Clint and I were in Belton, North Lincolnshire today. I parked safely by All Saints Church and set off on an eight mile circular walk that I had worked out on Wednesday night.
It was a lovely day for mid-November. Plenty of good light for photography. I didn't even need to wear a coat - the temperature was so balmy and there was hardly a breath of wind.
East of Belton an obelisk was marked on the Ordnance Survey map. It was half-hidden by spindly trees. I ventured into the little wood to investigate. Though there are no inscriptions on the stonework, I later discovered that the thirty foot tower was constructed under the instructions of a Mr William Johnson in 1787.
Apparently it was built as a memorial to Johnson's favourite horse - Sir Solomon that had been euthanised following a serious hunting accident.
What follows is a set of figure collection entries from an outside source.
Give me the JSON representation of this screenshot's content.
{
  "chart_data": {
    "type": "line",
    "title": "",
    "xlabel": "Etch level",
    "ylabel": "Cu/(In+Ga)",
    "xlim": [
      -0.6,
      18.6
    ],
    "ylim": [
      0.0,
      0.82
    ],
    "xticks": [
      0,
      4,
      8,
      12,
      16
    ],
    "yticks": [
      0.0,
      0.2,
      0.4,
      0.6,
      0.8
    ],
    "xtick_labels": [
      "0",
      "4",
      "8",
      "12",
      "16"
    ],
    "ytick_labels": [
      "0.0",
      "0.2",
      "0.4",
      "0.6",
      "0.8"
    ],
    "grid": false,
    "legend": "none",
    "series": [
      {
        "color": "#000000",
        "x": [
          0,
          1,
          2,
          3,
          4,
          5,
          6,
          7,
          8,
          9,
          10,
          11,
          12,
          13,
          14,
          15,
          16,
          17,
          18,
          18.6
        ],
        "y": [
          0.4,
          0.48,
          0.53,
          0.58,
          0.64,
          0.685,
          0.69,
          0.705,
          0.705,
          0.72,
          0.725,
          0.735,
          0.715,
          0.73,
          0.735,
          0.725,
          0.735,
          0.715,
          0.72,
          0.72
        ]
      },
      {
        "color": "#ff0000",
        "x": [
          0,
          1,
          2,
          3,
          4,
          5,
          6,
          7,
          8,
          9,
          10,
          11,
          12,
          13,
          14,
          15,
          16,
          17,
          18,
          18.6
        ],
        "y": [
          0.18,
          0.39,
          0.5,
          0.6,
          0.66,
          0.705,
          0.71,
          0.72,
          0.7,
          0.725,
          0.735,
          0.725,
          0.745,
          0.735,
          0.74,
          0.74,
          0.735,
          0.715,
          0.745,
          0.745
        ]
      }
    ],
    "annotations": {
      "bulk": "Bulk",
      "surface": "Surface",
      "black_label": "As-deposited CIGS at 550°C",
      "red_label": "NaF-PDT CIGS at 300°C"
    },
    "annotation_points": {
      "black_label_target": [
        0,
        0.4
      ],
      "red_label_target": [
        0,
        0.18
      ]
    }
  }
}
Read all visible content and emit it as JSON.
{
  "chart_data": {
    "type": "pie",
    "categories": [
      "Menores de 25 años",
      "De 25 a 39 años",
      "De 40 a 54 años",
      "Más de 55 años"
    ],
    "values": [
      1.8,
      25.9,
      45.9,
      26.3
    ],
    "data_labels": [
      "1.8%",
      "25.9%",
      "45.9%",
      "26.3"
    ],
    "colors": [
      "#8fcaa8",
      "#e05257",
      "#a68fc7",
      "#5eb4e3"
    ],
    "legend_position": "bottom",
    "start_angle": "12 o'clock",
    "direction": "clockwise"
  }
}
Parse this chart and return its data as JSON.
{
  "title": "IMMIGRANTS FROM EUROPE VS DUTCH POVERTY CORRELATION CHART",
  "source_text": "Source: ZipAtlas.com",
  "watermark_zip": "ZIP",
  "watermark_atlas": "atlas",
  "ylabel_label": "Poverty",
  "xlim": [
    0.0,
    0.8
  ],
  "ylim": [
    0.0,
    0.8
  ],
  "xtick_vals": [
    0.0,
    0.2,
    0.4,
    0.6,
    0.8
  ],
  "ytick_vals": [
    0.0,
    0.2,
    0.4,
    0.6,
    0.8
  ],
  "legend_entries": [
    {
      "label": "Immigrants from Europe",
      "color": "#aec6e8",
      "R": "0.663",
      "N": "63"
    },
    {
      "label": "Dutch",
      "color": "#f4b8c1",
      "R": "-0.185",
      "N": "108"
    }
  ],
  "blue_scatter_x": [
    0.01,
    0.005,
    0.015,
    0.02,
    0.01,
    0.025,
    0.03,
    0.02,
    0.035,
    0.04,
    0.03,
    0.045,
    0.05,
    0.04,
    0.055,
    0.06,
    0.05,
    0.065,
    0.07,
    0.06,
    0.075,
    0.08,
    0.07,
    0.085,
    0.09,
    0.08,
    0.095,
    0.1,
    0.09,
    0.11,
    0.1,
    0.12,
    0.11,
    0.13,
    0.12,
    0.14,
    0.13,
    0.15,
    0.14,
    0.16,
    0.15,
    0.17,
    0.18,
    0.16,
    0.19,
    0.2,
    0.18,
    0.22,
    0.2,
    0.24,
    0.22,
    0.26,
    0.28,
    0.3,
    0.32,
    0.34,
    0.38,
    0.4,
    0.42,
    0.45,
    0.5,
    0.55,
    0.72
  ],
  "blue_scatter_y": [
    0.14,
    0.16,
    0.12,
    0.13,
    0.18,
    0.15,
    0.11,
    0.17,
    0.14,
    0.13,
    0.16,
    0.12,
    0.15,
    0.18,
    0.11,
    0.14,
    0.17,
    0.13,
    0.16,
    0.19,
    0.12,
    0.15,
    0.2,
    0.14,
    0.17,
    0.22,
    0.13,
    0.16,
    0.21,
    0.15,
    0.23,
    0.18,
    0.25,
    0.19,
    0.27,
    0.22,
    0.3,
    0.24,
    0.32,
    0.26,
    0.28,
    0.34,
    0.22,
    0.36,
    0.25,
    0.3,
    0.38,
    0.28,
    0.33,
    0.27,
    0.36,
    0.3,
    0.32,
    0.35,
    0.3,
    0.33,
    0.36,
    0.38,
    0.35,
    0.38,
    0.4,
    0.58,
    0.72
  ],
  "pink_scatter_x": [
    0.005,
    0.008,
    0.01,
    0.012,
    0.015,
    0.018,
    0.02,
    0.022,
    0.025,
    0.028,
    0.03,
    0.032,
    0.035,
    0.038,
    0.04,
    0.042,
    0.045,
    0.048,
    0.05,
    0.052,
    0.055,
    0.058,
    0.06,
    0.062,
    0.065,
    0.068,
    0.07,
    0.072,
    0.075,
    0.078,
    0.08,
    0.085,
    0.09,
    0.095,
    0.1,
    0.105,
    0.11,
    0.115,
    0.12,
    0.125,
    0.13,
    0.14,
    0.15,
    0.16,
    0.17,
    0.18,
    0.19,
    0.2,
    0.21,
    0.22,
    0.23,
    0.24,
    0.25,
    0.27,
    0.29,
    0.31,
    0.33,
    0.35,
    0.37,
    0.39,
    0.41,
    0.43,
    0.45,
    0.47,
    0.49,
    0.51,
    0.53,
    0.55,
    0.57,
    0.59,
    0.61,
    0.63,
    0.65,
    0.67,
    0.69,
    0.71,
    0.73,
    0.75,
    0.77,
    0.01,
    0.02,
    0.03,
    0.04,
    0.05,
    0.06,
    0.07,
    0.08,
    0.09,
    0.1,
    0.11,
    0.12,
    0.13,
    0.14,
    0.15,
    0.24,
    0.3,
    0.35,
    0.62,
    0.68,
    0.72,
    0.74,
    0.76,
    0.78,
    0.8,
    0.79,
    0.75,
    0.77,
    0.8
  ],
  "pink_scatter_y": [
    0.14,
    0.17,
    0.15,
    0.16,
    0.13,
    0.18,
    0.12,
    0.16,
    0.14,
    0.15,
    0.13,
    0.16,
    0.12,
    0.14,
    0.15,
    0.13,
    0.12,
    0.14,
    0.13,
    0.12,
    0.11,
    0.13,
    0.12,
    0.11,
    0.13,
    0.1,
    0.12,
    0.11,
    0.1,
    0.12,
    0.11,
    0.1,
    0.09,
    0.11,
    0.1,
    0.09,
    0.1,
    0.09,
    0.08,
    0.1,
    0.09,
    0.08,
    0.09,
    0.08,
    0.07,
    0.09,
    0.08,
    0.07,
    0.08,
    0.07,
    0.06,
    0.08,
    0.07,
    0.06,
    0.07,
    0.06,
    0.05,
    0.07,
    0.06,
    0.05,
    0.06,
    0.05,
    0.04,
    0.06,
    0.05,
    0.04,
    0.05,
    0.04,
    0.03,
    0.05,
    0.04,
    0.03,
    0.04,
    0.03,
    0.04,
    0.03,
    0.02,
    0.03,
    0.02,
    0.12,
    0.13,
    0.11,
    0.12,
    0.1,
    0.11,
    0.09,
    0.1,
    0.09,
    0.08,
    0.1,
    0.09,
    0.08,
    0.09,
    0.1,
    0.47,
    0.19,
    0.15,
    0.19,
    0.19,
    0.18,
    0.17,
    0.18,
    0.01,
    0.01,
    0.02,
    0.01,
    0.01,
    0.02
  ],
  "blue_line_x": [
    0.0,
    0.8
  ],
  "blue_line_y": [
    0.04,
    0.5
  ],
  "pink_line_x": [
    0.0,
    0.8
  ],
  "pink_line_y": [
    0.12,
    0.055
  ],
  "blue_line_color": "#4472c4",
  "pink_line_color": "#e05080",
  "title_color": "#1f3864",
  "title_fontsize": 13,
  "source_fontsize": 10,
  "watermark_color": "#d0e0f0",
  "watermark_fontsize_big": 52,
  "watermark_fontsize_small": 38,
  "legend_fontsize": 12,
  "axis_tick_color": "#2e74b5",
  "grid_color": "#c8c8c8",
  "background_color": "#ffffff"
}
Weirdly, it is said that Johnson shot his two favourite hounds so that they could be buried with the horse.
The Johnsons lived in a grand house called Temple Belwood that is no more. I understand that it was finally demolished when the M180 motorway was constructed in the nineteen seventies. That house took many historical secrets with it though it had been crumbling away when it received its final coup de grâce.
Anyway, to give you a flavour of my walk I am posting five photos and the last one is of the obelisk in the woods. I wonder if Mr Johnson was as generous to his tenant farmers as he was to himself when bewailing Sir Solomon's death. Doubt it somehow.